Sat | Apr 29, 2017

Letter of the Day: UWI dropped ball on water crisis research

Published:Wednesday | July 8, 2015 | 7:00 AM

THE EDITOR, Sir:

It is my belief that my alma mater, the University of the West Indies (Mona), has not done enough to provide national policy solutions that could have mitigated the impact of the current drought crisis in Jamaica.

If one takes a glance at the Faculty of Social Sciences' main web page, its primary departmental offerings include business

management, tourism, psychology, social work, government and economics.

With regard to this current water shortage, like a distracted slip fielder, UWI has dropped the ball. There is a variety of technical and policy solutions that, over the years, should have offset some of the deleterious effects currently being experienced.

I am not suggesting that it is the sole remit of UWI and the Department of Economics to solve the current crisis. But UWI, through its Economics Department, should have taught courses and generated scholarly research, thereby producing national policy solutions and skilled professionals that may have led to reducing the impact of the current drought and water shortage.

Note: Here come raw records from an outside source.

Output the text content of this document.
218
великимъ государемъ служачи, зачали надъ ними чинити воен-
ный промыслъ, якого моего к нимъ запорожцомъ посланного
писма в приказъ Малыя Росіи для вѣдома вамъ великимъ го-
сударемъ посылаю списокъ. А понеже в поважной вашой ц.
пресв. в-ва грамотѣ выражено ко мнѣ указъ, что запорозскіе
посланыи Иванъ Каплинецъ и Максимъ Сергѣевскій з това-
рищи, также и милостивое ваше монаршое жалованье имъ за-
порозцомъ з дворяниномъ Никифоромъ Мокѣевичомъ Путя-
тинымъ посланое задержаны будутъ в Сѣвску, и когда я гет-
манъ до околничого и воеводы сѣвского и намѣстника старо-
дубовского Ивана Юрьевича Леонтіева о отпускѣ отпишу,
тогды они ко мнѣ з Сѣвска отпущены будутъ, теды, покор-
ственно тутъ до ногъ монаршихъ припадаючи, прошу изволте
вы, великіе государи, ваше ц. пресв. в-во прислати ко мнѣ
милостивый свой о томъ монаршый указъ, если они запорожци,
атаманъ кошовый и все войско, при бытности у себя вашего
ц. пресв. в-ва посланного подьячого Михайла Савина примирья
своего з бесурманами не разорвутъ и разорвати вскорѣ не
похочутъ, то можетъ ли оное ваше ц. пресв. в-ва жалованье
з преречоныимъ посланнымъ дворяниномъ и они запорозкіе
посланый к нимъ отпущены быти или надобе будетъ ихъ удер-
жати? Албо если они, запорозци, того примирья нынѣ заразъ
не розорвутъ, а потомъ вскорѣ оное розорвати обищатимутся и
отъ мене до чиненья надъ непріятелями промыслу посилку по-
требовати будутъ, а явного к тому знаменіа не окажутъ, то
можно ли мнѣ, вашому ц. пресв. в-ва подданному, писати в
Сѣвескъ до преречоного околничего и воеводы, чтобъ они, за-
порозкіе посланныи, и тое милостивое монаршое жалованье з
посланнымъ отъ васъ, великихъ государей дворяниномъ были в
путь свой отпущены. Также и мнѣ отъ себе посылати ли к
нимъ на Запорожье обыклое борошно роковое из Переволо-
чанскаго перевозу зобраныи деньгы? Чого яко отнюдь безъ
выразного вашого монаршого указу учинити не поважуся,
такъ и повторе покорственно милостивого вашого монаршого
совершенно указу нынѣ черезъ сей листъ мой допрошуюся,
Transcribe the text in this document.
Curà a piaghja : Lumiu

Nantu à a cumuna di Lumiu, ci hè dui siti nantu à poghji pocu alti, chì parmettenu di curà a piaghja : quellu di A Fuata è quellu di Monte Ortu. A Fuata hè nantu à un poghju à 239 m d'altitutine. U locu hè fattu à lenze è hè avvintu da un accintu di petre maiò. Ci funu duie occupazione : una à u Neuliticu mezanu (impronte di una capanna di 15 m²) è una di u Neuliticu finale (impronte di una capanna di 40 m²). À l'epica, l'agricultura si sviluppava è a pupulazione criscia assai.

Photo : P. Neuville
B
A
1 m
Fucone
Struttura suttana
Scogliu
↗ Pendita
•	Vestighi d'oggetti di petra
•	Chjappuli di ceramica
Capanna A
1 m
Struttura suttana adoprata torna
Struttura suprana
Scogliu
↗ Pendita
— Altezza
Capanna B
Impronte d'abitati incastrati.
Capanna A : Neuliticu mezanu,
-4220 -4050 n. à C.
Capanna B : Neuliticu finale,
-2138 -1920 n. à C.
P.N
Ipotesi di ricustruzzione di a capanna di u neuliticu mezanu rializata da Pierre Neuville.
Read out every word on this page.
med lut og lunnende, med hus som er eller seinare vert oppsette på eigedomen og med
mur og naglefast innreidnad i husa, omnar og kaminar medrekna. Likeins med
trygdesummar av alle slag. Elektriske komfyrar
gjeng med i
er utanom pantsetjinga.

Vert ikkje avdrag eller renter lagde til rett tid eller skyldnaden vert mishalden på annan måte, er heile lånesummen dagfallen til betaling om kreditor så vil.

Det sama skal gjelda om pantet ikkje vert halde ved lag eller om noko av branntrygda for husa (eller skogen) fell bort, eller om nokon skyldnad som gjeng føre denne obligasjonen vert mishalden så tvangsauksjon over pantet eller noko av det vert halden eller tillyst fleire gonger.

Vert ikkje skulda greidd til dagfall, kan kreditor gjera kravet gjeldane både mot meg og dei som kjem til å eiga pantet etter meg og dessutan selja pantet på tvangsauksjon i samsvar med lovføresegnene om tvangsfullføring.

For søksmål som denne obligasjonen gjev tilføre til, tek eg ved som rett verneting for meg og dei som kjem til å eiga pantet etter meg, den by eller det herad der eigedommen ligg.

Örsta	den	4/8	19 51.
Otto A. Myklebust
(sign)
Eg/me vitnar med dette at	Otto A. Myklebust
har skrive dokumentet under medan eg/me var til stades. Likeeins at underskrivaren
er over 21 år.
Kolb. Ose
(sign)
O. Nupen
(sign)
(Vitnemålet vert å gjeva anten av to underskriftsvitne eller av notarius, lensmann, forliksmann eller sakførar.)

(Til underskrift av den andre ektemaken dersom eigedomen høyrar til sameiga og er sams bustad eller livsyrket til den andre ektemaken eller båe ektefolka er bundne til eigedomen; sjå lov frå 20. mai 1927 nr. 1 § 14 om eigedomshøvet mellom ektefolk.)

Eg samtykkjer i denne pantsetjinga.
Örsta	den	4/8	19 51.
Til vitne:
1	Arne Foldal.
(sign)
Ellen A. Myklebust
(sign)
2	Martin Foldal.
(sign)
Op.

In my opinion, UWI has not paid serious attention to disciplines such as water-resource economics, agricultural resource economics, environmental economics, and natural-resource economics (renewable and non-renewable), among others. If they have, they need to vastly improve advertising the results of relevant research.

Every crisis presents an opportunity, and although some may say it is too late, I would like to suggest to the social sciences faculty and students, get up from behind your desks, walk across the Ring Road, and go talk to your colleagues in the Faculty of Science and Technology, as well as the law faculty.

While you are at it, you could also pick up the phone and contact your sister campus in Trinidad and Tobago, perhaps starting with the faculties of engineering and agriculture. Solving real-world problems requires interdisciplinary approaches.

The continued societal relevance of UWI is linked to the ability to provide useful information well in advance of crises. My beloved UWI needs to wake up! If not, the other Jamaica-based tertiary institutions will take up the slack while you sleep.